Vecchione makes about $190,000 a year – so Thompson’s demand would cut him out of almost $100,000.

Sources close to Hynes said Vecchione would get the full $285,000.

“Hynes is paying it,” said a source close to the lame duck DA.

A Thompson spokesman did not respond to a request for comment.

The Post first reported the conflict of Vecchione’s payout and how Thompson transition team member Arnie Kriss specifically asked only for Vecchione’s time sheets earlier this month – though law-enforcement sources said then the total amount was $230,000.

“It’s a vendetta that doesn’t belong in the transition,” said a source close to Hynes, explaining that Kriss has long held a grudge against Vecchione since the two lawyers were in private practice together.

Kriss also tried to unseat Hynes in the 2005 DA race, but only won seven percent of the vote.
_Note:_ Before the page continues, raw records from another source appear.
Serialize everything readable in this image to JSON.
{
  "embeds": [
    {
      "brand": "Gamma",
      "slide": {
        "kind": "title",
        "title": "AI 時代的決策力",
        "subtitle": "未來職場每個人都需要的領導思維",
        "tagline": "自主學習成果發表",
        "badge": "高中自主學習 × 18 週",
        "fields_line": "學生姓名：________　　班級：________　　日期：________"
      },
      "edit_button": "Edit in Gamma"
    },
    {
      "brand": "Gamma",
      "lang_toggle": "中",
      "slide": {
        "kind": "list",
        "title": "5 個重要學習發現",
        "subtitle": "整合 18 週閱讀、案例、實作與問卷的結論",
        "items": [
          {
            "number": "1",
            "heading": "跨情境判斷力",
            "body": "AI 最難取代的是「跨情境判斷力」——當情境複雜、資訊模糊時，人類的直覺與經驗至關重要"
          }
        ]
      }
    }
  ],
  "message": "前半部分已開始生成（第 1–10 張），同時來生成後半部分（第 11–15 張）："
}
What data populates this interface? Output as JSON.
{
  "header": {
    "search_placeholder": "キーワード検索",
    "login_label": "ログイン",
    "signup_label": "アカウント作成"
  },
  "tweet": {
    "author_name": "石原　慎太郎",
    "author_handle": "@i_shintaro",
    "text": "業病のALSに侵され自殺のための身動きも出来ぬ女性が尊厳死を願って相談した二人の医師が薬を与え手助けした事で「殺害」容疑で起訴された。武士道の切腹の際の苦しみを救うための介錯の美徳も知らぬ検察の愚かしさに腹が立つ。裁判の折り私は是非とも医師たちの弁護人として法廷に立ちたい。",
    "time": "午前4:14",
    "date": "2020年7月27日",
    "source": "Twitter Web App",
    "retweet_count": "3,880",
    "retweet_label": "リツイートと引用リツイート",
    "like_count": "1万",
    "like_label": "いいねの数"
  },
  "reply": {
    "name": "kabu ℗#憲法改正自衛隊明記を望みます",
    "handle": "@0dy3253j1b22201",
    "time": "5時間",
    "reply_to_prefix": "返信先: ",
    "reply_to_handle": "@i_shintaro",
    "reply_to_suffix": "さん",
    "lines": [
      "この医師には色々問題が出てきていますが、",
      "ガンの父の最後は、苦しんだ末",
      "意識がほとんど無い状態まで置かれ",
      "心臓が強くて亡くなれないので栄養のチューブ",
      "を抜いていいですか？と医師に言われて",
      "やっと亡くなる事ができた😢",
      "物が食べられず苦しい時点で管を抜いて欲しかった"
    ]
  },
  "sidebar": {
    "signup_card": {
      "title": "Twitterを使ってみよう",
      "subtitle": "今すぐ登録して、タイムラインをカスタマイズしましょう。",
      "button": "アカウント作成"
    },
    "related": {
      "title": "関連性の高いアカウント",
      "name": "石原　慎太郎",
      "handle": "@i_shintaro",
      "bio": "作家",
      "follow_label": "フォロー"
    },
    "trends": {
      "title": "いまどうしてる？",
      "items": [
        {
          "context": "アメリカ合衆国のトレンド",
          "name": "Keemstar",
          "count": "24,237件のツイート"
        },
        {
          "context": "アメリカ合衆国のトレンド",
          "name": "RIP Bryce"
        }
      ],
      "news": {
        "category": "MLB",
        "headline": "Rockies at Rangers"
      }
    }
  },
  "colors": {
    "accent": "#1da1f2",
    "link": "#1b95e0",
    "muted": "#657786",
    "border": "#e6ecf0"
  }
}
Vecchione spent over two decades in the DA’s office and has a long record of convicting corrupt politicians, judges, and murderers – but he has also been criticized twice by federal judges for prosecutorial misconduct.

Thompson knocked Hynes out of office twice – first in the Democratic primary in September and again when Hynes switched parties and ran as a Republican in the general election in November.

About 40 Hynes staffers plan to leave the office in advance of Thompson’s January 1 arrival, a law-enforcement source said.